To answer your questions:
[2017-10-24 17:15:57,020][ERROR][marvel.agent ] [this.is.the.server.name] background thread had an uncaught exception
ElasticsearchException[failed to flush exporter bulks]
Suppressed: ElasticsearchException[failed to flush [default_local] exporter bulk]; nested: ElasticsearchException[failure in bulk execution:
: index [.marvel-es-1-2017.10.24], type [node_stats], id [AV9QPQR2OX3ZaVlWAb_2], message [UnavailableShardsException[[.marvel-es-1-2017.10.24] primary shar
d is not active Timeout: [1m], request: [BulkShardRequest to [.marvel-es-1-2017.10.24] containing  requests]]]];
... 3 more
Caused by: ElasticsearchException[failure in bulk execution:
: index [.marvel-es-1-2017.10.24], type [node_stats], id [AV9QPQR2OX3ZaVlWAb_2], message [UnavailableShardsException[[.marvel-es-1-2017.10.24] primary shard is not active Timeout: [1m], request: [BulkShardRequest to [.marvel-es-1-2017.10.24] containing  requests]]]]
... 3 more
Also there are so many more shards for the dates after 2000 because that's the lion's share of the data. The indices get created pertaining to the date the document was generated. an example of an index would be sf_ab_doc__1998_03__v2.1 . Right now in a testing ES cluster, we have about 606 indices with a few million documents and about 6500 shards.

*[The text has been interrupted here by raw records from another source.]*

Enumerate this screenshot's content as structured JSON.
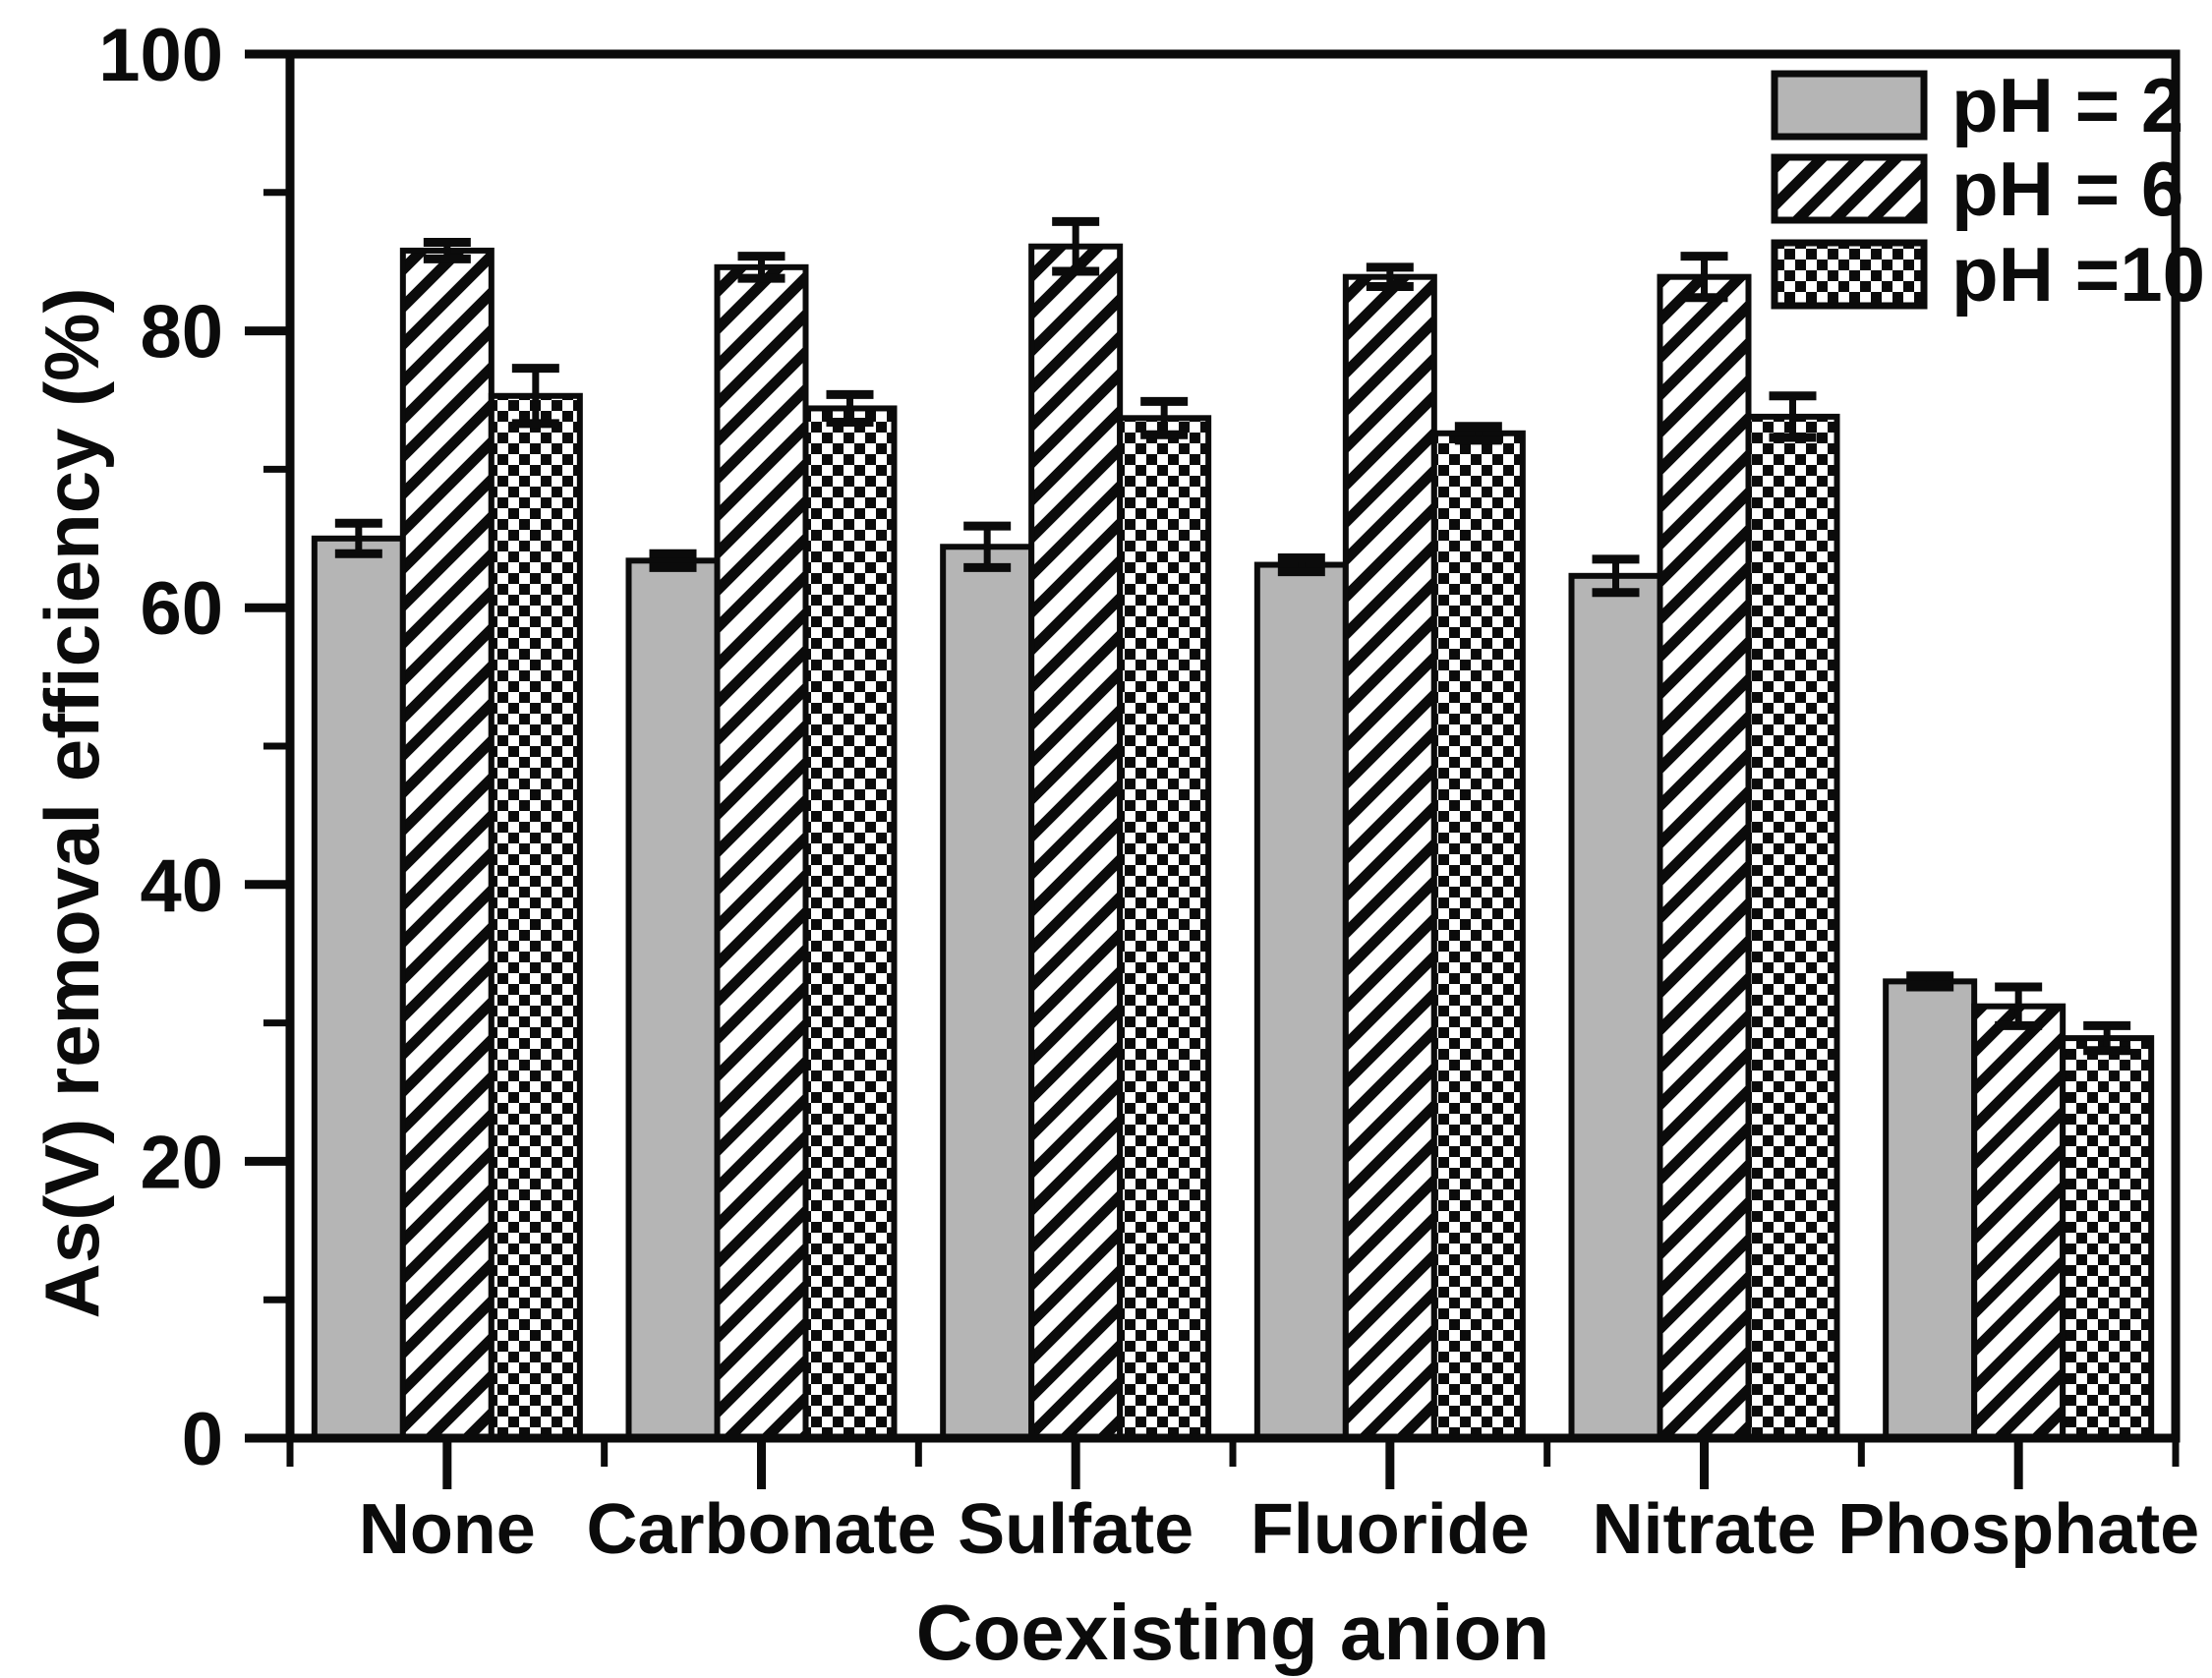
{
  "chart_data": {
    "type": "bar",
    "title": "",
    "xlabel": "Coexisting anion",
    "ylabel": "As(V) removal efficiency (%)",
    "categories": [
      "None",
      "Carbonate",
      "Sulfate",
      "Fluoride",
      "Nitrate",
      "Phosphate"
    ],
    "series": [
      {
        "name": "pH = 2",
        "pattern": "solid-gray",
        "values": [
          65.0,
          63.4,
          64.4,
          63.1,
          62.3,
          33.0
        ],
        "errors": [
          1.1,
          0.5,
          1.5,
          0.5,
          1.2,
          0.4
        ]
      },
      {
        "name": "pH = 6",
        "pattern": "diagonal-hatch",
        "values": [
          85.8,
          84.6,
          86.1,
          83.9,
          83.9,
          31.2
        ],
        "errors": [
          0.6,
          0.8,
          1.8,
          0.7,
          1.5,
          1.4
        ]
      },
      {
        "name": "pH =10",
        "pattern": "checkerboard",
        "values": [
          75.3,
          74.4,
          73.7,
          72.6,
          73.8,
          28.9
        ],
        "errors": [
          2.0,
          1.0,
          1.2,
          0.5,
          1.5,
          0.9
        ]
      }
    ],
    "ylim": [
      0,
      100
    ],
    "ytick_major": [
      0,
      20,
      40,
      60,
      80,
      100
    ],
    "ytick_minor": [
      10,
      30,
      50,
      70,
      90
    ],
    "grid": false,
    "legend_position": "top-right",
    "error_bars": true
  },
  "colors": {
    "ink": "#0b0b0b",
    "bar_gray": "#b5b5b5",
    "bar_pattern_bg": "#ffffff",
    "background": "#ffffff"
  }
}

The indices are stored in cluster state. The shards are stored in a routing table, which is also in the cluster state. Every time a shard changes state (when created, started, recovered, initialised, moved) it needs to update the routing table and thus cluster state. And in 2.X the entire cluster state was updated and then sent to all other nodes in the cluster, whereas in 5.X we send just the changes that are made which is way more efficient.

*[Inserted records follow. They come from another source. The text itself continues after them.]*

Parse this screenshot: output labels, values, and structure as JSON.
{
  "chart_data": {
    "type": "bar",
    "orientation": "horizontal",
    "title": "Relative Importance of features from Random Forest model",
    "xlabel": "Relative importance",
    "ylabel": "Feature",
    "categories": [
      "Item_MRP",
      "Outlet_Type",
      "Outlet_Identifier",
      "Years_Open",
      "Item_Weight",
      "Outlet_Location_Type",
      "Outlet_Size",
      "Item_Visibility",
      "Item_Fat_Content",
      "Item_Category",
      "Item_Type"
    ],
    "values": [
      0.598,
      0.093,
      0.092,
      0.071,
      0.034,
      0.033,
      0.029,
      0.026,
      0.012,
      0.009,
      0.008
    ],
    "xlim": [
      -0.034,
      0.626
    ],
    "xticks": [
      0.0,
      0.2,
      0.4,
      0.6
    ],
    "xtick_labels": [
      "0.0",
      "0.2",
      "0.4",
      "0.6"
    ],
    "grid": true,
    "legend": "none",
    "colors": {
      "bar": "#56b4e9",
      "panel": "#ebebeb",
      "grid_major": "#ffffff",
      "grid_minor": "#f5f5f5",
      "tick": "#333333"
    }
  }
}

Cluster state updates are generally done single-threaded in order to ensure consistency. The changes are then propagated to all the nodes in the cluster. In addition to adding or altering indices and changing the location and state of shards, changes to mappings also require the cluster state to be updated. If you therefore are using dynamic mappings and have frequent changes/additions, this will result in an even larger number of cluster state changes.